What is a penny’s velocity after it has fallen for 2 seconds?
A marble at rest is dropped from a tall building. The marble hits the ground with a velocity of 98 m/s. How long was the marble in the air?
An acorn at rest falls from an oak tree. The acorn hits the ground with a velocity of 14.7 m/s. How long did it take the acorn to land?

10. Air Resistance Slows Down Acceleration
Drop 2 pieces of paper - one crumpled in a tight ball and the other kept flat.
What kept the flat paper from falling at the same rate as the crumpled paper?
Fluid friction is also known as air resistance.
Air resistance occurs between the surface of the falling object and the air that surrounds it.

11. Air Resistance
The amount of air resistance acting on an object depends on the size and shape of the object.
Air resistance affects the flat sheet of paper more slowly than the crumpled one, causing the flat sheet to fall more slowly than the crumpled one.
Any falling object you see is affected by air resistance.

12. Represents the force of air resistance pushing up on the object
Represents the force of air resistance pushing up on the object. This force is subtracted from the force of gravity to produce the net force.
Represents the net force on the object. Because the net force is not zero, the object still accelerates downward, just not as fast as it would without air resistance.
Represents the force of gravity on the object. If there wasn’t air resistance, the object would accelerate at a rate of 9.8 m/s/s.

13. As long as the net force on a falling object is not zero, the object accelerates downward.
The amount of air resistance on an object increases as the speed of the object increases.
As an object falls, the upward force of air resistance continues to increase until it exactly matches the downward force of gravity.

14. Terminal Velocity
When the air resistance (upward force) matches the downward force of gravity, the net force is zero, and the object stops accelerating.
The object then falls at a constant velocity, which is called the terminal velocity.

15. Free Fall
Sky divers are often described as being in free fall before they open their parachutes.
This in an incorrect description, because air resistance is always acting on the sky diver.
An object is in free fall only if gravity is pulling it down and no other forces are acting on it.

16. Free Fall Cont’d
Because air resistance is a force (fluid friction), free fall can occur only where there is no air - in a vacuum (a place in which there is no matter) or in space.
Astronauts “float” in orbiting spaceships because of free fall.

17. Orbiting
An object is said to be orbiting when it is traveling in a circular or nearly circular path around another object.
The moon orbits the Earth, Earth and other planets orbit the sun, and many stars orbit large masses in the center of the galaxies.
Any object in a circular motion is constantly changing direction.

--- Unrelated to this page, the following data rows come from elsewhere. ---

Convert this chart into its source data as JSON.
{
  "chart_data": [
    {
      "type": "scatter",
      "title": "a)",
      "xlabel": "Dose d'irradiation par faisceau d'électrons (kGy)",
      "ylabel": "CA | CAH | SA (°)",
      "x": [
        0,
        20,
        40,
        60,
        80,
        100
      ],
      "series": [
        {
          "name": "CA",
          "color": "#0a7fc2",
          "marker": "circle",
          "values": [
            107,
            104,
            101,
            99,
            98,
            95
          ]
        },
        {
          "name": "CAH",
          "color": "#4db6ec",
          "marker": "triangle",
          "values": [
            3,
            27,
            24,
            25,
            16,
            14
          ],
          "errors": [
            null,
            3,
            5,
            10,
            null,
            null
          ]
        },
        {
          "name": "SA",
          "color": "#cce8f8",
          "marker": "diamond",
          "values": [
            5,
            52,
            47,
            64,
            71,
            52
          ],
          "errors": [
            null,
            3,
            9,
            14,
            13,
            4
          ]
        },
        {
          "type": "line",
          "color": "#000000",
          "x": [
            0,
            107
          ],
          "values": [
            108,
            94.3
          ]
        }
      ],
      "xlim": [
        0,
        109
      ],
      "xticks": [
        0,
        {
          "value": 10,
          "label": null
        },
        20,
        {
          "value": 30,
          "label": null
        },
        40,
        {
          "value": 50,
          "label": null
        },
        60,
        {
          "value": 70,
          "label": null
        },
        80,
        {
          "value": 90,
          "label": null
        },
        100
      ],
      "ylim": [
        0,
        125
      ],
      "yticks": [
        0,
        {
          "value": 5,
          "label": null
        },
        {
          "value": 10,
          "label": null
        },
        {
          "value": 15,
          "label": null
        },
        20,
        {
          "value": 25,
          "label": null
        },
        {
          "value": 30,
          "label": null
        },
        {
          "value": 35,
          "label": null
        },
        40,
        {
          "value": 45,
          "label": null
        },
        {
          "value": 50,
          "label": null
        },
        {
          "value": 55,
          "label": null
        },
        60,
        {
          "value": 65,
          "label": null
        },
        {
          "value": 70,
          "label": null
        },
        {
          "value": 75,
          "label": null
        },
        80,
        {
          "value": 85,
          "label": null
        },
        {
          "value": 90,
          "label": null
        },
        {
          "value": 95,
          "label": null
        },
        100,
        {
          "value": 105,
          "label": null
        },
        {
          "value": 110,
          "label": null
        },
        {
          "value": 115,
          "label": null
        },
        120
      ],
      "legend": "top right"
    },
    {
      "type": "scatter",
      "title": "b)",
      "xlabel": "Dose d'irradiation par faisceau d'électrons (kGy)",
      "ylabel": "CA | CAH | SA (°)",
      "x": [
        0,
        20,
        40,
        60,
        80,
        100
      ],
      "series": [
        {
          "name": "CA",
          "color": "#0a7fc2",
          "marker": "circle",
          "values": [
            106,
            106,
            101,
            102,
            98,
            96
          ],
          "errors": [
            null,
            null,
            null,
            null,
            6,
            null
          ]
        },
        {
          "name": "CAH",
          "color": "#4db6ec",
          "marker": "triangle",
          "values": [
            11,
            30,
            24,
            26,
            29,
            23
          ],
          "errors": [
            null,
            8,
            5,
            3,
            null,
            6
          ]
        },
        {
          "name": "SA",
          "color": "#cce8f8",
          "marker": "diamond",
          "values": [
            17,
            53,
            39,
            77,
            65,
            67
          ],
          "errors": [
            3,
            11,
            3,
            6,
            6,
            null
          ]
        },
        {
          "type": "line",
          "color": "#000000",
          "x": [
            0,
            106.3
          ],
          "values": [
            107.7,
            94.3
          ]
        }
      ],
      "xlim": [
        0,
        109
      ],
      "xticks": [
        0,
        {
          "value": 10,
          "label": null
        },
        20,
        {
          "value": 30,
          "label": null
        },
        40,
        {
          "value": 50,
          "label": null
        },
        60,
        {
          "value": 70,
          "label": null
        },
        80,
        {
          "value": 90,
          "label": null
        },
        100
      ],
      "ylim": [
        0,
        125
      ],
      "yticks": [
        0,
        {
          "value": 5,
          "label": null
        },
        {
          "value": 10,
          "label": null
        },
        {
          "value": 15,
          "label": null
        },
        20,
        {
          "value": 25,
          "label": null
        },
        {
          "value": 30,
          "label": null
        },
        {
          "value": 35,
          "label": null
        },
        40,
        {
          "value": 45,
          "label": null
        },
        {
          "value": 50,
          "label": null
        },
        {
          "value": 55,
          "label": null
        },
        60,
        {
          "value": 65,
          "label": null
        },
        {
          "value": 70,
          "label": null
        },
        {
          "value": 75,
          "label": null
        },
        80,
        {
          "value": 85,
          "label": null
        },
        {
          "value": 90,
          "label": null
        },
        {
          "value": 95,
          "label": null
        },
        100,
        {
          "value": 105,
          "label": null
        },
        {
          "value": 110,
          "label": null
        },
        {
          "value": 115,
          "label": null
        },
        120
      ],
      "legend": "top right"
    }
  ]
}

18. Because an unbalanced force is necessary to change the motion of any object, there must be an unbalanced force working on any object in a circular motion.
The unbalanced force that causes objects to move in a circular path is called centripetal force.

19. Centripetal Force
Gravity provides the centripetal force that keeps objects in orbit.
The word centripetal means “toward the center”.

20. Types of Motion due to Gravity
Projectile Motion - the curved path an object follows when thrown or propelled near the surface of the Earth.
Has 2 components- horizontal and vertical. When the 2 motions are combined, they form a curved path.

21. Horizontal Motion - motion that is parallel to the ground (side to side).
Vertical Motion - motion that is perpendicular to the ground (up and down).

22. The downward acceleration of a dropped object versus a thrown object are the same (if air resistance is ignored).
They both are being pulled down by gravity with the acceleration of 9.8 m/s2.

23. Answer on a Separate Sheet of Paper!
How does air resistance affect the acceleration of falling objects?
How does gravity affect the 2 components of projectile motion?
How is the acceleration of falling objects affected by gravity?
A rock at rest falls off a tall cliff and hits the valley below after 3.5 s. What is the rock’s velocity as it hits the ground?